One thing patients can do is talk to their therapist at the first sign that something doesn’t feel right. If they don’t handle that conversation well, leave. That sounds simplistic, but we all have that little voice telling us that something is off. Our professional associations and licensing boards must create a much better system of patient education, and standardize that across the MA, PhD, PsyD, and MD licenses.
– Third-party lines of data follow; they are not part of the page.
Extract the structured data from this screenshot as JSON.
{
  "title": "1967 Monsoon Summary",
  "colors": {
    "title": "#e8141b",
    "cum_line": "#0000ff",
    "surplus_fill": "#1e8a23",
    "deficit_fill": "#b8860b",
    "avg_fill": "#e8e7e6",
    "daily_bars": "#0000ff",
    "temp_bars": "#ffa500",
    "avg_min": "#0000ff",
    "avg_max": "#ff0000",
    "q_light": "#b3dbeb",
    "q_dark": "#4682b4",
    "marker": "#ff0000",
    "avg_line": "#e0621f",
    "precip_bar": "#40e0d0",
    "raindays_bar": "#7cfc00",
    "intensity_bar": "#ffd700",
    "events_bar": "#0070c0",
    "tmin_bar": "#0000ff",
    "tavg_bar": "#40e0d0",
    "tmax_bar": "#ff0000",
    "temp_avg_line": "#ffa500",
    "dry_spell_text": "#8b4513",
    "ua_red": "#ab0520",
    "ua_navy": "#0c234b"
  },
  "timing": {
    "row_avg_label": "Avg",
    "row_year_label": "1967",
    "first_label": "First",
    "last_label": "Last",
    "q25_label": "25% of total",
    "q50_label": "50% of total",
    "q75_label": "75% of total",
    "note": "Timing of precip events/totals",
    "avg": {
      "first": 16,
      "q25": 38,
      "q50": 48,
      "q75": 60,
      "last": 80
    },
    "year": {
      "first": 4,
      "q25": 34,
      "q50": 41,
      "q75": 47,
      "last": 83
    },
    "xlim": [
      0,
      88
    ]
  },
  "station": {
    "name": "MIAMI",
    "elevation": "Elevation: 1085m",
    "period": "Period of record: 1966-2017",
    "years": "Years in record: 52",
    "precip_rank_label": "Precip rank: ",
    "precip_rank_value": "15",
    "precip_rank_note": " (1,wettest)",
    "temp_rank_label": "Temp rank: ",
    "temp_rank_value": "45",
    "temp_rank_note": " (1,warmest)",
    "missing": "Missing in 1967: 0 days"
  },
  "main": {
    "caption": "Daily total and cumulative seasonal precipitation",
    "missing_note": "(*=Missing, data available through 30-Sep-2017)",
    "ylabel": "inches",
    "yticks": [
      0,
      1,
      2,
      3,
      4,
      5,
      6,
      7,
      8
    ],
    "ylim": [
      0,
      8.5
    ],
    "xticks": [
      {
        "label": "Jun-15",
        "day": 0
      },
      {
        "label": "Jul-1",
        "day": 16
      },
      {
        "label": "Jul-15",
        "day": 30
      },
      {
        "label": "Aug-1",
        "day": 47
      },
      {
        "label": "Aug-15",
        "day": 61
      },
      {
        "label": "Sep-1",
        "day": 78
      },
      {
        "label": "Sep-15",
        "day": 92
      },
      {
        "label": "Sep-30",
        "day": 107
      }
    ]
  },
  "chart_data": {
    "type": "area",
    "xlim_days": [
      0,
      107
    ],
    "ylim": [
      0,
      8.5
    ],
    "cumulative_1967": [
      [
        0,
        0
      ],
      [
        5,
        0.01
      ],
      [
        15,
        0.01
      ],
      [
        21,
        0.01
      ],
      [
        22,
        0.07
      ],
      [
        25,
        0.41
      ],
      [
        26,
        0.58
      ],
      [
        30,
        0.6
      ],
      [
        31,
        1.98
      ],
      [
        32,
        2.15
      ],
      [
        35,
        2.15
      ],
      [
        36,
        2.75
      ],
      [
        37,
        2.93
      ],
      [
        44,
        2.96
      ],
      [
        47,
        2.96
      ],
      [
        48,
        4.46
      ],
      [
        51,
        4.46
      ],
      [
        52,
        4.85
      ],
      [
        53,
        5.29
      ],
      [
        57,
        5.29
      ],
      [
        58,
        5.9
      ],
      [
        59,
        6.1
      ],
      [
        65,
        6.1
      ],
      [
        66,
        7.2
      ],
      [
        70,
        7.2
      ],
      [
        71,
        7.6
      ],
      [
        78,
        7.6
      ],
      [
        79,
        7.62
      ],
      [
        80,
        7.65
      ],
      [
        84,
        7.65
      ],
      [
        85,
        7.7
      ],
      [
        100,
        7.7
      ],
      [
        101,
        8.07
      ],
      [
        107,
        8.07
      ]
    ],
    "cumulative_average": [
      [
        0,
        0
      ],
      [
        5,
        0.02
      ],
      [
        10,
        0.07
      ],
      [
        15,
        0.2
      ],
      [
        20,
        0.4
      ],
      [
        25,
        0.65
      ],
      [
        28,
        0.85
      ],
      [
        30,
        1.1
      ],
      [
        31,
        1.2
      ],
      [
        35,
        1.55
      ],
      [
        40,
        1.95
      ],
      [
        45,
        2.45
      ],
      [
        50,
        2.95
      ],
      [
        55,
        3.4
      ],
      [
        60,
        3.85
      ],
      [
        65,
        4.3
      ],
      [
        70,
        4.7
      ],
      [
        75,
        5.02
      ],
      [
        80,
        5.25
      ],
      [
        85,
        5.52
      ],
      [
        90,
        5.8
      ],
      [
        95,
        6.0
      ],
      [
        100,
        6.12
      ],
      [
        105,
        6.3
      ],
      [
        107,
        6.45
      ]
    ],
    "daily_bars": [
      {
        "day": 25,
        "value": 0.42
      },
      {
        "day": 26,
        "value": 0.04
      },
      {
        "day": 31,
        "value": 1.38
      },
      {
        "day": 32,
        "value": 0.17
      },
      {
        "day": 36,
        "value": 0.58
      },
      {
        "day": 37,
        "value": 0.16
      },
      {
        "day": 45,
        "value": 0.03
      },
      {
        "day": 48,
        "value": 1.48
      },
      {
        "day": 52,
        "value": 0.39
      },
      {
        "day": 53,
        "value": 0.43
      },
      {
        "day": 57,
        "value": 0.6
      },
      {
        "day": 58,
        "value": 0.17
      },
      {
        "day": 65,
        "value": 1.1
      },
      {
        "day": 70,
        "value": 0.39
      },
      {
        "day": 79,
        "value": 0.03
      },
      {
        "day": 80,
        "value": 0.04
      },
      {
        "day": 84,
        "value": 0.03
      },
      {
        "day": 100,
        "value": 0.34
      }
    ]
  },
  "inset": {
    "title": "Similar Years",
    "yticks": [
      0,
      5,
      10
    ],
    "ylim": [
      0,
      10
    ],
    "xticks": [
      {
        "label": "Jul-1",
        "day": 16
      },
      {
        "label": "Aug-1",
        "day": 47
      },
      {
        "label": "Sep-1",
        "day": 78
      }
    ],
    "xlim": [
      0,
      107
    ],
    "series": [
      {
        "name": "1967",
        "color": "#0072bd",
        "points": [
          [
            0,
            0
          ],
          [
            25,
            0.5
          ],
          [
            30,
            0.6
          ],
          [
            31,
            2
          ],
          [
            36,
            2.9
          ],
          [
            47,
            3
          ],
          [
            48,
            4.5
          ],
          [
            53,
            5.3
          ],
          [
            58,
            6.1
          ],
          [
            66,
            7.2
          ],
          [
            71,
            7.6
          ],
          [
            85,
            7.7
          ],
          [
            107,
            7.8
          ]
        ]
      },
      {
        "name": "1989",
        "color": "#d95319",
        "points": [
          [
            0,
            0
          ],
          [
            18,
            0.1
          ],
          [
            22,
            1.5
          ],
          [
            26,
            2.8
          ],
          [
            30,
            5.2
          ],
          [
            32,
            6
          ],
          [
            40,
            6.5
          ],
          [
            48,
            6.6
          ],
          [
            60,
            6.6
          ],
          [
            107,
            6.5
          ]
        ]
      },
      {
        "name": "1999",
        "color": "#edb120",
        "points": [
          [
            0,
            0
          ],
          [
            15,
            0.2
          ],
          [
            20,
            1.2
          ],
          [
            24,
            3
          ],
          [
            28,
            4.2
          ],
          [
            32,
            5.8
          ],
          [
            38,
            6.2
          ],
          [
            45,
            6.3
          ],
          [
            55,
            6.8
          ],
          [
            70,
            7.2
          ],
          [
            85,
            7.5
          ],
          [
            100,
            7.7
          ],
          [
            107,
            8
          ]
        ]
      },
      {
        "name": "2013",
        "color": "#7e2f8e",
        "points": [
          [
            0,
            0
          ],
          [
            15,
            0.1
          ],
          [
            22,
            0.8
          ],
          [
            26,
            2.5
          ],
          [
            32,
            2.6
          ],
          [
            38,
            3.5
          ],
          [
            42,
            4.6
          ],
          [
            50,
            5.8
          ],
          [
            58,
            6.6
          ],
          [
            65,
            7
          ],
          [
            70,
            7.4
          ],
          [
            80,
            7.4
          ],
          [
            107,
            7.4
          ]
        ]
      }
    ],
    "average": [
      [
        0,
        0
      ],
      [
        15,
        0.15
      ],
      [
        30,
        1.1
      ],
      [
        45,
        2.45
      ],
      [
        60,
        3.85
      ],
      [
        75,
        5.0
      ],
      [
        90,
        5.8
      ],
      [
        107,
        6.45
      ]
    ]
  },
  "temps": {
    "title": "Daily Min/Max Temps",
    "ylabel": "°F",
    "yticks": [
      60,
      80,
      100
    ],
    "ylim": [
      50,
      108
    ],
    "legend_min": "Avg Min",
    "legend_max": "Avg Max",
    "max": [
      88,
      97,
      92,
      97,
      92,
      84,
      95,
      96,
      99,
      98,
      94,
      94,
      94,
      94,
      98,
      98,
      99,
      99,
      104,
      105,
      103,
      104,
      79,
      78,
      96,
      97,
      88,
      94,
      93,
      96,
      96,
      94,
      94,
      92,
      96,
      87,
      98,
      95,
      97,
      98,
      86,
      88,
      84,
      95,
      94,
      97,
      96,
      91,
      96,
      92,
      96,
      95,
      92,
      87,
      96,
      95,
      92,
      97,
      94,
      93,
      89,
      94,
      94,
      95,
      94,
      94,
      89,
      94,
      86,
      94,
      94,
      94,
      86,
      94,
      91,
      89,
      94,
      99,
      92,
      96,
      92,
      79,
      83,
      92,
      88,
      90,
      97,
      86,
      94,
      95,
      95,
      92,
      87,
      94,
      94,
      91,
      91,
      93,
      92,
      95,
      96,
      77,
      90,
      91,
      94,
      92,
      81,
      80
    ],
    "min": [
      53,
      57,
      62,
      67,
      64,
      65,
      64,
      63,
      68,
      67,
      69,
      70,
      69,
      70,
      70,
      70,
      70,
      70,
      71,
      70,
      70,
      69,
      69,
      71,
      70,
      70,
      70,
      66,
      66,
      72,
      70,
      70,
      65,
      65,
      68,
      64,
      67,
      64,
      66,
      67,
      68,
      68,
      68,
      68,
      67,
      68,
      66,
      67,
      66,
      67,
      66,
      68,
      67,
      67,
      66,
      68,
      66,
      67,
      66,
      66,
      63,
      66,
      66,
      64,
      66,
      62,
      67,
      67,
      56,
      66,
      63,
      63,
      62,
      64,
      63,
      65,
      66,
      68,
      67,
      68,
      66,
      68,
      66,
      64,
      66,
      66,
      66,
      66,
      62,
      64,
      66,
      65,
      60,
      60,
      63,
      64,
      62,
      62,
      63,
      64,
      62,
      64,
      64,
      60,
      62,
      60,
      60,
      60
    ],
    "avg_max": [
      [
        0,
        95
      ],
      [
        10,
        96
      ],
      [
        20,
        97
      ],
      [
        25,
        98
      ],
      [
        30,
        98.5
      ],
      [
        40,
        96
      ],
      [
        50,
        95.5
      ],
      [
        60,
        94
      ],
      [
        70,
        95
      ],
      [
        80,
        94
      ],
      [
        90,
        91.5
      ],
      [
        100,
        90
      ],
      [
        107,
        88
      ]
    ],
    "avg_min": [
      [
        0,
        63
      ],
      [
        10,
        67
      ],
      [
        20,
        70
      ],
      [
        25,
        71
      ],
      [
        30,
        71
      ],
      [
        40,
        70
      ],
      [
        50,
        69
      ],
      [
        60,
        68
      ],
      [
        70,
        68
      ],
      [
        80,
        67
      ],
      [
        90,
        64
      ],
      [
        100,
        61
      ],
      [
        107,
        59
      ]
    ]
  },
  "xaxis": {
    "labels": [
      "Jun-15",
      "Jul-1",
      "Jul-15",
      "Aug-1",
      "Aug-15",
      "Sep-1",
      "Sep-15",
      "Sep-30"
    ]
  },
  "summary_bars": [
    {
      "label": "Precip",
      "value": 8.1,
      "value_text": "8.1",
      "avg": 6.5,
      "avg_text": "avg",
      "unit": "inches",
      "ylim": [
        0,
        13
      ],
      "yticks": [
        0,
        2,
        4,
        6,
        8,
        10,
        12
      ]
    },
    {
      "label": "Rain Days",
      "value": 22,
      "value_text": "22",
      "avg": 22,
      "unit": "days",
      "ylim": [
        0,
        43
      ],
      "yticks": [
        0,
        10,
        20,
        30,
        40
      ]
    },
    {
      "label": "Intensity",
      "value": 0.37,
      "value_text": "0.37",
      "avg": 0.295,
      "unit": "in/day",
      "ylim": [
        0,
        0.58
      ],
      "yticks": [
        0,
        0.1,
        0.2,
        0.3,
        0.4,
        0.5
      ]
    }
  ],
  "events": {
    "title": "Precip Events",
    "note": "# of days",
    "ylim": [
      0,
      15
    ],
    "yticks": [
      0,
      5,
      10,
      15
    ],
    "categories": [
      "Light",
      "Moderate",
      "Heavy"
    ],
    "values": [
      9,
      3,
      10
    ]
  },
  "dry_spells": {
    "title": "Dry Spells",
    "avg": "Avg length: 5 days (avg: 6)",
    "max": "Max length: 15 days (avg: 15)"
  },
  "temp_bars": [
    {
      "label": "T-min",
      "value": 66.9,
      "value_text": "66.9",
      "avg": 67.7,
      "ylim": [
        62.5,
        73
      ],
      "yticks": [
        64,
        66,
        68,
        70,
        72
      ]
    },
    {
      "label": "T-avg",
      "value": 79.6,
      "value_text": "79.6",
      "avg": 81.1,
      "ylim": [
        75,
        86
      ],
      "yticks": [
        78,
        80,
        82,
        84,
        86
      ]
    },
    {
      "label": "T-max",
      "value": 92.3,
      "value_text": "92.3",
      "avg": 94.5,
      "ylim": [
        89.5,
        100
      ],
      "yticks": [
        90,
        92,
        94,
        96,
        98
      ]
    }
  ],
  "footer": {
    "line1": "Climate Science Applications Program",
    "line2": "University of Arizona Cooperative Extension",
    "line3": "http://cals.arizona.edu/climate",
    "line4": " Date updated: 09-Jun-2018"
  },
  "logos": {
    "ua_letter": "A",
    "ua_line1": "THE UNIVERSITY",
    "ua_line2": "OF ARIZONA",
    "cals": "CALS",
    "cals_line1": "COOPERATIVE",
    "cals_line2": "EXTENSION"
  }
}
The current system tasks the mentally unwell with being a good judge of character at their most vulnerable in order to get help. It also asks therapists to uphold the ethical standards of their profession, which are laid out specifically in guidelines by our certifying boards and professional associations. We are expected to undergo ongoing training. What kind of guardrails do we need in the profession so that this does not continue to happen? It would be neither practical nor helpful to conduct large scale ethics audits of counselors. Perhaps we need peer review boards within our licensing bodies that investigate reports on unethical behavior, and a more thoroughly codified system of repercussions.

There has to be a better way of weeding out the bad seeds than there is now.